A group of police officers in one of The Hague’s poorer neighbourhoods have come up with a rap which they hope will help them to ‘connect at street-level’.
‘Our work is to protect the weak, be pro-active to keep everybody safe, we’re multiculti, but woolly talk we don’t need. You better not fok with our beat’, says one officer in a police car.
‘The idea was the result of a brainstorming session we had about making the work we do in the areas we police future proof. We wondered about ways of making clear we are here for everyone,’ police woman Fatima Aboulouafa told local broadcaster Omroep West. ‘We hooked up with Young Agga, a local production company made up of youngsters and they produced the rap.’
In the video, which takes a fair few minutes, a motley crew of Hoefkade officials take to the microphone to rap about areas in The Hague such as Rivierenbuurt, Stationsbuurt and Schilderswijk, which are among the poorer and more conflicted in The Hague.
Some are clearly better at dealing with the rhythm of rap but all are doing their best. They then posted the video on Facebook and let the social media do the rest.
‘We’re in the Rivierenbuurt, in The Hague, where people like to live, a working-class area, on the edge of the centre. Thanks to the mix of young and old, we live in an area that everybody loves,’ with ‘no more little white lines’, rap two burly policemen, giving each other a high-five.
‘It wasn’t easy, we all had to leave our comfort zone. But our message is sincere: we want to be there for the people, no matter what their background, race or gender,’ Aboulouafa told the broadcaster.
Reactions to the rap are mixed. VVD councilllor Ingrid Michon tweeted her support but PVV councillor André Elissen was far from pleased and detected a political message.
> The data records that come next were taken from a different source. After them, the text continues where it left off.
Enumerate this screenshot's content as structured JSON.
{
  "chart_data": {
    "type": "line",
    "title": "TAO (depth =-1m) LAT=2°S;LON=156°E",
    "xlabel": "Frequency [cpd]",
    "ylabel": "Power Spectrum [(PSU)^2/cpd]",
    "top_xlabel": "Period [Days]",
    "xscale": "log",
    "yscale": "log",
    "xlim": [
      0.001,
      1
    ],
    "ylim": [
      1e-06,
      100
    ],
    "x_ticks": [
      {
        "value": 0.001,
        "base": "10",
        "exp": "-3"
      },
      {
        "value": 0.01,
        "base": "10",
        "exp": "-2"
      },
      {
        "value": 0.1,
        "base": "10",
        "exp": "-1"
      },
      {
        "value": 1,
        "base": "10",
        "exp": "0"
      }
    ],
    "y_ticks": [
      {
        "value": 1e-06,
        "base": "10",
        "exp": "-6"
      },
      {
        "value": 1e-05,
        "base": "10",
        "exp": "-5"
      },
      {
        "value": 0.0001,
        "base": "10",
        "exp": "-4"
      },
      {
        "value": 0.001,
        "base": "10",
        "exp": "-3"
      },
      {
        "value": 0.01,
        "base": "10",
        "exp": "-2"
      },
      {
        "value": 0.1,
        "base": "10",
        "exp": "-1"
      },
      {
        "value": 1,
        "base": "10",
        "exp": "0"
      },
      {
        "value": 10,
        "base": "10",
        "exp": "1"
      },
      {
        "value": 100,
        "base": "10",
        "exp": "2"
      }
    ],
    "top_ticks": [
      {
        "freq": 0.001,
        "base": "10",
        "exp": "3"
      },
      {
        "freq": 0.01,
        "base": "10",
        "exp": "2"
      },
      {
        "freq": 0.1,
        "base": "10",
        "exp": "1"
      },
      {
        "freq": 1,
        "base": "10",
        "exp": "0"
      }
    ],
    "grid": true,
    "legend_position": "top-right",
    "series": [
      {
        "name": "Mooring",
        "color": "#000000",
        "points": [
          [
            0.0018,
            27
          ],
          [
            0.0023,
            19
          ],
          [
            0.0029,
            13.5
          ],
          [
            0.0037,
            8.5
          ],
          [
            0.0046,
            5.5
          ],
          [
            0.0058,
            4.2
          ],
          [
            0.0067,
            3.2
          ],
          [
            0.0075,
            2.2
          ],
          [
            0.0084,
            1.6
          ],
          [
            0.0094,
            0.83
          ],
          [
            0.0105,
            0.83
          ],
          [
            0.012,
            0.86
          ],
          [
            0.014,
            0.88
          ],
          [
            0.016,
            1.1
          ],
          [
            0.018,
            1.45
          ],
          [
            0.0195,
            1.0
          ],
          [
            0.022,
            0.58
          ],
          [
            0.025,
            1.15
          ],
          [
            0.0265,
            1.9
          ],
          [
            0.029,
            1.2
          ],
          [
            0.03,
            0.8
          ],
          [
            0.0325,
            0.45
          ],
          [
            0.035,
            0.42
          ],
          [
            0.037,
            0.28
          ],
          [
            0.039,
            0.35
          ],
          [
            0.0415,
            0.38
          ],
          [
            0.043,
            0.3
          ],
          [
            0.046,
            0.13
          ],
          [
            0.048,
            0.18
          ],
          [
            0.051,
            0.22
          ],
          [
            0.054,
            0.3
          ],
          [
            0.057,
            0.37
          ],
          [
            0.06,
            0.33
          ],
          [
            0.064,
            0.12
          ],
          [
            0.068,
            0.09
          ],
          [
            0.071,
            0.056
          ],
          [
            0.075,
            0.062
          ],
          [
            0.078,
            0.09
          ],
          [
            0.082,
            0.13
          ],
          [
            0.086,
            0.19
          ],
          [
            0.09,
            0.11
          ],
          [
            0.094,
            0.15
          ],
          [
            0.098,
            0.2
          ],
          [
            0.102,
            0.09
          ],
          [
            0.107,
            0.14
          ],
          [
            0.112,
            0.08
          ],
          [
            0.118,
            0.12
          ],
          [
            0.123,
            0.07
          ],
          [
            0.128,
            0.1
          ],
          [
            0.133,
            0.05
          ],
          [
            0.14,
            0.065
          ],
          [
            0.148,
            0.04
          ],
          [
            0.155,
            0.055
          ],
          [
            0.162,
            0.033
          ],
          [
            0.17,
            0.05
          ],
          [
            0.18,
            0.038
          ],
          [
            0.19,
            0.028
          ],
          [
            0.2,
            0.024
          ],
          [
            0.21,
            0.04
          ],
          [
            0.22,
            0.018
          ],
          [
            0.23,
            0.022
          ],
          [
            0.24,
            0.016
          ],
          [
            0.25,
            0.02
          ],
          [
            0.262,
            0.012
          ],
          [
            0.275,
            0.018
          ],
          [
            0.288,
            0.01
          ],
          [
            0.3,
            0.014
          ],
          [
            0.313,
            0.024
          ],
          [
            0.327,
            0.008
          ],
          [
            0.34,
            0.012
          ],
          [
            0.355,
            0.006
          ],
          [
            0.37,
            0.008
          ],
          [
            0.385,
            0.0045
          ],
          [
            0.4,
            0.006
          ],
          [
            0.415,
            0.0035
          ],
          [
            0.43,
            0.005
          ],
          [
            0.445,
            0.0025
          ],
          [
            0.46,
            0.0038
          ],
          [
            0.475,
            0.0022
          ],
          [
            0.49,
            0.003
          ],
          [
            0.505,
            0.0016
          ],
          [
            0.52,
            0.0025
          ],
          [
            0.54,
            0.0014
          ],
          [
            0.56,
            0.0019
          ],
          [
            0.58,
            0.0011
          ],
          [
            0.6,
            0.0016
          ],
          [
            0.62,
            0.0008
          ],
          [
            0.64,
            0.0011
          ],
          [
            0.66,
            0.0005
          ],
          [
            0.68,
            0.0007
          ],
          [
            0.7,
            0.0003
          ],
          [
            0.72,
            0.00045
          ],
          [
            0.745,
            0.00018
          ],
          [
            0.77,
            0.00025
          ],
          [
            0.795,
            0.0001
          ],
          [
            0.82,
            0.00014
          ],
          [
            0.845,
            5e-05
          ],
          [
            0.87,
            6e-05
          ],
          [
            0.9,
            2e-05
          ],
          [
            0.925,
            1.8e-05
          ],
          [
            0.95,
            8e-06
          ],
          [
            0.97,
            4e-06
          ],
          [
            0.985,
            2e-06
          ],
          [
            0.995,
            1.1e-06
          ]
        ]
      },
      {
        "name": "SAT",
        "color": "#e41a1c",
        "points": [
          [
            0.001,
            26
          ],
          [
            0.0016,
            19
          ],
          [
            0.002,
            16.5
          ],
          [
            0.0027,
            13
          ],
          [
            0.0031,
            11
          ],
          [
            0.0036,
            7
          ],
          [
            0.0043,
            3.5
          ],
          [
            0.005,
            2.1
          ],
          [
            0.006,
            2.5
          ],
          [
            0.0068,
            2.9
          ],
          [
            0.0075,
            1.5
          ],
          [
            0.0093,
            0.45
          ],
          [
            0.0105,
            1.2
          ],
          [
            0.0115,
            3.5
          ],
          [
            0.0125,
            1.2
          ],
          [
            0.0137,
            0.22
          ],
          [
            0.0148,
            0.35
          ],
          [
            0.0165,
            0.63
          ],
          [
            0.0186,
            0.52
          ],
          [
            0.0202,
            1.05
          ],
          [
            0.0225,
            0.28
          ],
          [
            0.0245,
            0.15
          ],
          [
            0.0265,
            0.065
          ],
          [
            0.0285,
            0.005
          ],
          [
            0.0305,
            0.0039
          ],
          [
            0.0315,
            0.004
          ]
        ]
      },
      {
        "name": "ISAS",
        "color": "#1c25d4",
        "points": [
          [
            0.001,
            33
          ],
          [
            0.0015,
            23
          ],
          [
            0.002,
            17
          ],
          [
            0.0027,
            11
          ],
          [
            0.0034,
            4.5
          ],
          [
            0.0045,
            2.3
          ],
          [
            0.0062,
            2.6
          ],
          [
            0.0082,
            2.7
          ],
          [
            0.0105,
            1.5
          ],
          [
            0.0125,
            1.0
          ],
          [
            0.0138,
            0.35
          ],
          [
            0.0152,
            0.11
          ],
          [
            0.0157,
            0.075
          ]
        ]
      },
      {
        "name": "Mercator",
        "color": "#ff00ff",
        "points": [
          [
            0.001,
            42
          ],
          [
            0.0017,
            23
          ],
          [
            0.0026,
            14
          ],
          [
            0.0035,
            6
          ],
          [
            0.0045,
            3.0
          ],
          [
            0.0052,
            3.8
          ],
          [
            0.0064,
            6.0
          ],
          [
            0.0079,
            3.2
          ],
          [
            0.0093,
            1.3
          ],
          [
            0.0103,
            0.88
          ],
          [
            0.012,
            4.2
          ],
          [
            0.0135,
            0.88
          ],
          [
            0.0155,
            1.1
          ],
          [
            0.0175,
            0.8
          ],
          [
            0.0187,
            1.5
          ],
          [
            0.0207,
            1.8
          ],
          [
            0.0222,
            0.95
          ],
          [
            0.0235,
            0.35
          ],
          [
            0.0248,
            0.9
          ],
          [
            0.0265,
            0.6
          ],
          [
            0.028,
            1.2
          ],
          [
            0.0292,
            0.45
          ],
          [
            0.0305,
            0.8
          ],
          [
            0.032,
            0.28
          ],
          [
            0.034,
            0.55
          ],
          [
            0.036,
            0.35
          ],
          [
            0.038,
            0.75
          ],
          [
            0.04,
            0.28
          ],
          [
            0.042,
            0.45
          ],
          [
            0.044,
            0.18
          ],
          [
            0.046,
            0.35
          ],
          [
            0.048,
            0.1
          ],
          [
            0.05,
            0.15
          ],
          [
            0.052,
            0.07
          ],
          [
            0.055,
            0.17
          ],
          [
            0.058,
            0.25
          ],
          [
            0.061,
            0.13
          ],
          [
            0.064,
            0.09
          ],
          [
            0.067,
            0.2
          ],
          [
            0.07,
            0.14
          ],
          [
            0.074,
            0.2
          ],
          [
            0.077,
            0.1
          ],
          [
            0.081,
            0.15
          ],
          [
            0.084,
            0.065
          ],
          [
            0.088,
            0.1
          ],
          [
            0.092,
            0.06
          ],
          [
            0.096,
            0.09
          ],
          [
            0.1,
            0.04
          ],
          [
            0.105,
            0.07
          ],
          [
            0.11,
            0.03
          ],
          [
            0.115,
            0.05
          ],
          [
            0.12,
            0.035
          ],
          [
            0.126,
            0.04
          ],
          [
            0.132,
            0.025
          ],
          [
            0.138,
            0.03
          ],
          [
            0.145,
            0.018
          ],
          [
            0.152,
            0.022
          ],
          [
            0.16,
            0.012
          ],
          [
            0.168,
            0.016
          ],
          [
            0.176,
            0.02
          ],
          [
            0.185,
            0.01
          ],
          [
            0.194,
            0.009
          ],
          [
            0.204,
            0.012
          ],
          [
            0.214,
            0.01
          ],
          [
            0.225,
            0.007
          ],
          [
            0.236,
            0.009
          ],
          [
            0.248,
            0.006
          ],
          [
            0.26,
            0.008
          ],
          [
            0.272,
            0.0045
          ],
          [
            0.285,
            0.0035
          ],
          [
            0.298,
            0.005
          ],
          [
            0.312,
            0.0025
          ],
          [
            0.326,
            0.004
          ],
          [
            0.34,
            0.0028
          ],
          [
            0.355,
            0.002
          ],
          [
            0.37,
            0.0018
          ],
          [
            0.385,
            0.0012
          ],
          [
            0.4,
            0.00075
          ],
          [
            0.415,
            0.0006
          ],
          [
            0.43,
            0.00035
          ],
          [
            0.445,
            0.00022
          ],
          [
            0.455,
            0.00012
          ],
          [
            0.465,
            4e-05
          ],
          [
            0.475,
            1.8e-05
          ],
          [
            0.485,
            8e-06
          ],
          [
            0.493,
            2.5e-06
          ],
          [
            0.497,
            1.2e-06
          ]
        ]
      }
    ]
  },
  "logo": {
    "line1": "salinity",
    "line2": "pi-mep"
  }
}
‘I had a quick listen but it was all about multi culti nonsense and so on and about connecting with people. That is ridiculous: these officers need to do their jobs, the police is boss. This damages their authority’, he told the broadcaster. Elissen will take the matter up with mayor Pauline Krikke, he said.
But what about the people the rap was meant for in the first place? Hundreds have expressed their support on the Facebook page although there are dissenting voices as well.
One commenter said ‘you don’t connect with people with a stupid rap song which makes you look like retard but by being polite to people when you stop them in the street.’